One of the wonderful things about the web is the accessibility of data.  The Guardian has published all of the Guardian/ICM polling data since 1984. At Election 10 we took the combined Labour and Conservative share for every poll and created the graph above.  In 1990 the two parties were claiming almost 90% of the vote between them this has shrunk to a little over 60% and it has been a steady consistent decline.   A continuation of this would mean a government taking power that was opposed by around 65% of the population.  Even our bizarre electoral system can’t sustain this.

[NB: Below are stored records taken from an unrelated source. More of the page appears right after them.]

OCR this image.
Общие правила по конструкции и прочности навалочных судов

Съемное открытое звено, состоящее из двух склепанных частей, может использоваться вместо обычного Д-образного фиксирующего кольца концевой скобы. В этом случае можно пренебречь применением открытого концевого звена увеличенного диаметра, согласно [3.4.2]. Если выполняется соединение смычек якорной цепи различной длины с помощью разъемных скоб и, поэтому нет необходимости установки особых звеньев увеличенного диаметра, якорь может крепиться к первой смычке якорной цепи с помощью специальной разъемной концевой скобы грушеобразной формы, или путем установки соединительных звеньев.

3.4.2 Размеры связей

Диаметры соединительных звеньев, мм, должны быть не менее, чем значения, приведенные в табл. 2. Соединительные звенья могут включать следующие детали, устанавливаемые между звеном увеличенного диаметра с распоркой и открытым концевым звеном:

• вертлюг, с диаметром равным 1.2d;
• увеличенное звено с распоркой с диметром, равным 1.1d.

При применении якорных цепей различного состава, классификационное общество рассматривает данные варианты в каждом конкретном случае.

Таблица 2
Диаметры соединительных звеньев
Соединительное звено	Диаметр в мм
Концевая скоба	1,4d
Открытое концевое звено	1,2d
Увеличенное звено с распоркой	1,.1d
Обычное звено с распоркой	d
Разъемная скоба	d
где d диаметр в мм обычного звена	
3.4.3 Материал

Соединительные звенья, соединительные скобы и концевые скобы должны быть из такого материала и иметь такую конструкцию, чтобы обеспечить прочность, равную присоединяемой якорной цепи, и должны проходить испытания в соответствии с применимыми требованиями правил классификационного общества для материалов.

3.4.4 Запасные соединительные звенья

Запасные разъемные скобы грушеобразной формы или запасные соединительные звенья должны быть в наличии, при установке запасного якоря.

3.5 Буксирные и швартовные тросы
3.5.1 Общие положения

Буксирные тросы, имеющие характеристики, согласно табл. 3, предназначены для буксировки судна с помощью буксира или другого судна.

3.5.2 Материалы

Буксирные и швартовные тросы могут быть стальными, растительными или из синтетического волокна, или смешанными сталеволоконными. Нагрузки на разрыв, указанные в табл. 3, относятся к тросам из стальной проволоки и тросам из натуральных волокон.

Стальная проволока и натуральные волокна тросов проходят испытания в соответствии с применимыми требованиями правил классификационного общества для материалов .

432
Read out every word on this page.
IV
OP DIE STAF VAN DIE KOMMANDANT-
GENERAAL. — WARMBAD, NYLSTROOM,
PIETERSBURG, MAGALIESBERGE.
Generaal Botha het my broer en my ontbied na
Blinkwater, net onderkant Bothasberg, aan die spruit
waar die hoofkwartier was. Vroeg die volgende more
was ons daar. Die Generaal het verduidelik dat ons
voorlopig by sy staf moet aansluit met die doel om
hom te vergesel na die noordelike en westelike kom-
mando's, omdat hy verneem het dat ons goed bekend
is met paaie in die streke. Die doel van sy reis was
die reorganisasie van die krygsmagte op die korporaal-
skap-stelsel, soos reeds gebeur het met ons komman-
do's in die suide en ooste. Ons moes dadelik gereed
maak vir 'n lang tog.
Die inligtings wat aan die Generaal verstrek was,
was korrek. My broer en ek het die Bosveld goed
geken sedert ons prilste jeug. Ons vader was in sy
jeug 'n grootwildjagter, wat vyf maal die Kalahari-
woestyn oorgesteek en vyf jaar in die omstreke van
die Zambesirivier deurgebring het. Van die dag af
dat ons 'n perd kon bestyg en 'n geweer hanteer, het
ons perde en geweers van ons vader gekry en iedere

To predict the future we must delve into the past.  In this case the past is telling us that the party is very nearly over for the reds and blues and the voters will be calling time this Thursday.

How the 2010 Election Gap has Narrowed in Red, Blue and Gold


There’s a brilliant web site, independently run by YouGov political analyst Anthony Wells, called the UK Polling Report.  Along with lots of other election data is brings together all the opinion polls every day.  It also has data going back to the last election.  There is perhaps no better representation of what has happened in the last couple of weeks than this graph taken from the site.  Between 2005 and 2008 the Labour and Conservative shares were much of a muchness, whilst the last two years saw unbroken Tory dominance, albeit with a steady narrowing of the gap since last summer. Then wham bam thank you mam the three parties collided after the first TV debate and that look very much like where we’ll be in just over a week’s time.

Was YouGov’s Flawed Leaders’ Debate Poll Deliberate or Merely Inept?

Since we posted on the Leaders’ Debate Poll conducted by YouGov on Thursday there has been an extraordinary revelation.  YouGov says their internet poll on the TV debate was conducted between 9.27pm and 9.31pm, so the majority of responses were taken during the debate not after it.

This is critical because it means the poll was taken during the summing up speeches.  The speeches took place at the following times:

Brown          9:26:30  – 9:28:05

Cameron     9:28:08  – 9:29:17

Clegg            9:29:18  – 9:30:47‬

That means that over half of the polling would have been done before Clegg summed up in the debate.   It also meant that up to half the responses were taken whilst Cameron was summing up and had sole command of the floor and the cameras.  That’s a serious flaw in the process and is either incompetence or intentional distortion.  You decide which you think it was.